Durante la matanza final, cuando estigios y kushitas habían caído sobre los supervivientes acorralados, Conan se había abierto paso y huido en un camello con la joven. Tras él, la tierra hervía de enemigos, y el único camino expedito era el desierto del sur. Así que se había internado en sus amenazadoras profundidades.
La muchacha era una britunia de la que Conan se había apropiado tras encontrarla en el mercado de esclavos de una ciudad shemita que habían atacado. Nadie le había preguntado su opinión, pero su nueva situación era bastante más afortunada que la de cualquier mujer hibórea en un serrallo shemita, así que la había aceptado con agradecimiento. Así había acabado compartiendo las aventuras de la malhadada horda de Almuric.
Habían huído por el desierto durante días, perseguidos con tanto encono por jinetes estigios que cuando se vieron libres de ellos no se atrevieron a dar la vuelta. Siguieron hacia adelante en busca de agua hasta que el camello murió. Luego continuaron a pie. En los últimos días, sus penalidades habían sido intensas. Conan había protegido a Natala cuanto había podido, y la ruda vida del campamento le había dado a la joven más determinación y fuerza de la habitual en una mujer; pero incluso así, estaba cerca del colapso.

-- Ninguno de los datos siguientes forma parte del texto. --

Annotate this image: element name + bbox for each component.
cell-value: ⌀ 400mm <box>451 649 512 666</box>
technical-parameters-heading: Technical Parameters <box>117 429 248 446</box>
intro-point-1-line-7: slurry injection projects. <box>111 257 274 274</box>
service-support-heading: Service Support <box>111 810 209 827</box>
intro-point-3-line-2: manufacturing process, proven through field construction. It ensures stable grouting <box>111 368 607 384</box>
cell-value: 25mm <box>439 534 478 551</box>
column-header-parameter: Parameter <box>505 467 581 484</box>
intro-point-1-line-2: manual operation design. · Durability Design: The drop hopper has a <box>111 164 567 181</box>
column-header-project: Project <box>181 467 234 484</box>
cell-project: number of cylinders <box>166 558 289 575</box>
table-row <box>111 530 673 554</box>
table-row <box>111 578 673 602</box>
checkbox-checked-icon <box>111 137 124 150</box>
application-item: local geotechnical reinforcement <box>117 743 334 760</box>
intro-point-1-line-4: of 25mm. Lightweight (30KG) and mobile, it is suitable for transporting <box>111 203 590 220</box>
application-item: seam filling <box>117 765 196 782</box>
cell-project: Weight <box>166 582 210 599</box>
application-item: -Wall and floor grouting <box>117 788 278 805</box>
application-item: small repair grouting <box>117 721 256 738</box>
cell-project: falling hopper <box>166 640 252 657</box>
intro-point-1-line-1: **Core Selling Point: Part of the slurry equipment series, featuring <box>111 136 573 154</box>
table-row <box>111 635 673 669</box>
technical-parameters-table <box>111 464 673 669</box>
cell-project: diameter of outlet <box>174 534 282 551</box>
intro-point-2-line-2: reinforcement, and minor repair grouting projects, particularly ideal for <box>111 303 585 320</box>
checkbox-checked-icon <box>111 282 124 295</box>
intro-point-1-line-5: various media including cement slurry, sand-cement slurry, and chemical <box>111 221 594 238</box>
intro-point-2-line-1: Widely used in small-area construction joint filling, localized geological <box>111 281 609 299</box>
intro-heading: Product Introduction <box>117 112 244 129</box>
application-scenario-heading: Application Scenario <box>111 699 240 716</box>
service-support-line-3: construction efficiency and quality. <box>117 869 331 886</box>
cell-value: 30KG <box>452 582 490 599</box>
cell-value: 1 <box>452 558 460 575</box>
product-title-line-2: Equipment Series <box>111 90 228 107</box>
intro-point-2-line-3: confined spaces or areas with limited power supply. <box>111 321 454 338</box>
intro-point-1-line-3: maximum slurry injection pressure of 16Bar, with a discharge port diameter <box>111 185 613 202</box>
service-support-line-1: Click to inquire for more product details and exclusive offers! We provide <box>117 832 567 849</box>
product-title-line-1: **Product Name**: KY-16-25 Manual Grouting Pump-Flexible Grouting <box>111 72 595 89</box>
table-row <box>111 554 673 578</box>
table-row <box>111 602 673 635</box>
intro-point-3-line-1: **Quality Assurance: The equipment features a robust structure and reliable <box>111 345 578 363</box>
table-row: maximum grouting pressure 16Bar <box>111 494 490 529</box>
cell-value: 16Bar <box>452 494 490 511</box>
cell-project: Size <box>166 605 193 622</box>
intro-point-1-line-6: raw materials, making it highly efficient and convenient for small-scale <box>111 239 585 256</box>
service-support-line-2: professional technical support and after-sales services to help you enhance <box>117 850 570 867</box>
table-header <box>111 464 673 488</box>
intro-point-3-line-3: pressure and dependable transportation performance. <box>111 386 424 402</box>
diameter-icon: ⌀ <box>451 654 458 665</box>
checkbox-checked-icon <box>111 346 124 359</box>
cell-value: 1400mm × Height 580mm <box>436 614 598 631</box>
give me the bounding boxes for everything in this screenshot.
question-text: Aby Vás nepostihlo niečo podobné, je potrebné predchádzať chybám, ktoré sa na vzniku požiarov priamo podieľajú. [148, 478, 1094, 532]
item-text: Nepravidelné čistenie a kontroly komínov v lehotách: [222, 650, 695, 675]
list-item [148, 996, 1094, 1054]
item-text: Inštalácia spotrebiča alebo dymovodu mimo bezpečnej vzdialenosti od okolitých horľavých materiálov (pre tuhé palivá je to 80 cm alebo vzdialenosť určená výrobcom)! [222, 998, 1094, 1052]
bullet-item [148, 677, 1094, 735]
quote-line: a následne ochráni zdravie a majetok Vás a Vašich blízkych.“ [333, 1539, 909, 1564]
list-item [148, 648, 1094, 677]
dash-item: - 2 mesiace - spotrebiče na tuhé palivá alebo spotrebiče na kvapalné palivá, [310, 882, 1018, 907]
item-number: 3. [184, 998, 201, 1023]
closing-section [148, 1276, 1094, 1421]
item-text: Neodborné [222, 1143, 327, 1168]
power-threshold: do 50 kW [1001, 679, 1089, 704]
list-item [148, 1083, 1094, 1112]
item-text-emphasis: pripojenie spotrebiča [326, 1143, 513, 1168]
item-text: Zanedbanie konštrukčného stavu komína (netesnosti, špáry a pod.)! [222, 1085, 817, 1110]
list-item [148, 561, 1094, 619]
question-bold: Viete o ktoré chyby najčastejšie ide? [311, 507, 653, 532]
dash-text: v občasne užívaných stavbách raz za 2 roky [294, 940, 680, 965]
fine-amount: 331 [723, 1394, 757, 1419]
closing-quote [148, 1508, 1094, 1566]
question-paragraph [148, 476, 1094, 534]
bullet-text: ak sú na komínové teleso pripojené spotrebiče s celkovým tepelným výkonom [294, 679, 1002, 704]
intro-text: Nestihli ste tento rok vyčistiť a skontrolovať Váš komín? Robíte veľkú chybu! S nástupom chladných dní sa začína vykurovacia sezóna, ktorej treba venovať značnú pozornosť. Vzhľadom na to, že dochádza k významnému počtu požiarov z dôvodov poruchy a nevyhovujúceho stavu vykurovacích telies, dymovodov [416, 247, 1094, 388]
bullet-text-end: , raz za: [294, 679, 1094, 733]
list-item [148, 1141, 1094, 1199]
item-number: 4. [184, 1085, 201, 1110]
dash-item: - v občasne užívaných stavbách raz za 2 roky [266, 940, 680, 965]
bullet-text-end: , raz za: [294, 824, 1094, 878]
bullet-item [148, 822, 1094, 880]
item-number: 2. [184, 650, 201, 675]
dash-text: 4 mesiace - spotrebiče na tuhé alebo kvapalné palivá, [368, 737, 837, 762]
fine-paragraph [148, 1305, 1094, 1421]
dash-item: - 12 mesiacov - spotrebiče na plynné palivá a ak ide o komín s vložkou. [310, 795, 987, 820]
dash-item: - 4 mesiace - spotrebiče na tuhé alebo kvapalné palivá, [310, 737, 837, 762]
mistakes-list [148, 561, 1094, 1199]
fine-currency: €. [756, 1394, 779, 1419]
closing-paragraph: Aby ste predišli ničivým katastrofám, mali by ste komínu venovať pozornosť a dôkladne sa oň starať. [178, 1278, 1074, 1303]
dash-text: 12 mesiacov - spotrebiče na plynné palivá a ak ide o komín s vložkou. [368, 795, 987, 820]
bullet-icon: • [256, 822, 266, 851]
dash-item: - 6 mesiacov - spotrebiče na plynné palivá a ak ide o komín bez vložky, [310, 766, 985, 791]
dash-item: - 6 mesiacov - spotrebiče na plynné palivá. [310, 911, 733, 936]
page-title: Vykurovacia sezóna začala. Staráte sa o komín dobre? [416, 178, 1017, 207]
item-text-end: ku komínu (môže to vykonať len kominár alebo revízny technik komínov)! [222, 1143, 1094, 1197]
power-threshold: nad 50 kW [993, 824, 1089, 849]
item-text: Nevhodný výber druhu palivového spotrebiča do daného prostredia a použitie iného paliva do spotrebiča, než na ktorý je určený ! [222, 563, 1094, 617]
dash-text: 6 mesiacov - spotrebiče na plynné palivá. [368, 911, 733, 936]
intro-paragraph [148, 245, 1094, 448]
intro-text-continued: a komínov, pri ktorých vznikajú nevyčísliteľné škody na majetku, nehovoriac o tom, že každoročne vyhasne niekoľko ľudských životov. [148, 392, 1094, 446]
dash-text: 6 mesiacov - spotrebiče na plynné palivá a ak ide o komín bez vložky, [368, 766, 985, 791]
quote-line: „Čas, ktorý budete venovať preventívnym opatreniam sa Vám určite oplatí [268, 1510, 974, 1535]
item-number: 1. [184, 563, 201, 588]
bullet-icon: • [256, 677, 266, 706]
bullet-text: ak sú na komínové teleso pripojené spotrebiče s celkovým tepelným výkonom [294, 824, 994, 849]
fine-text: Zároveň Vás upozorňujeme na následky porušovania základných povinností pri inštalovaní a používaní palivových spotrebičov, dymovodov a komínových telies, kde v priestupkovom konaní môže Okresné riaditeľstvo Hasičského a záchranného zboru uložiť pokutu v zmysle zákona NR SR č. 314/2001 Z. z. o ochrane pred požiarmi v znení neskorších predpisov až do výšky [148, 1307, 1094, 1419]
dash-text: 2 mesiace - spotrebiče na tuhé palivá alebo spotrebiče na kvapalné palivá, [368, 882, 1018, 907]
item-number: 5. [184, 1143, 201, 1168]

El sol caía a plomo sobre la alborotada melena de Conan. Lo asaltaban oleadas de vértigo y nauseas, pero apretaba los dientes y seguía caminando inquebrantable. Estaba convencido de que la ciudad era una realidad y no un espejismo, aunque no tenía ni idea de qué encontrarían allí. Quizá los habitantes fueran hostiles, pero al menos representaba una posibilidad de seguir luchando y eso era todo lo que siempre había pedido.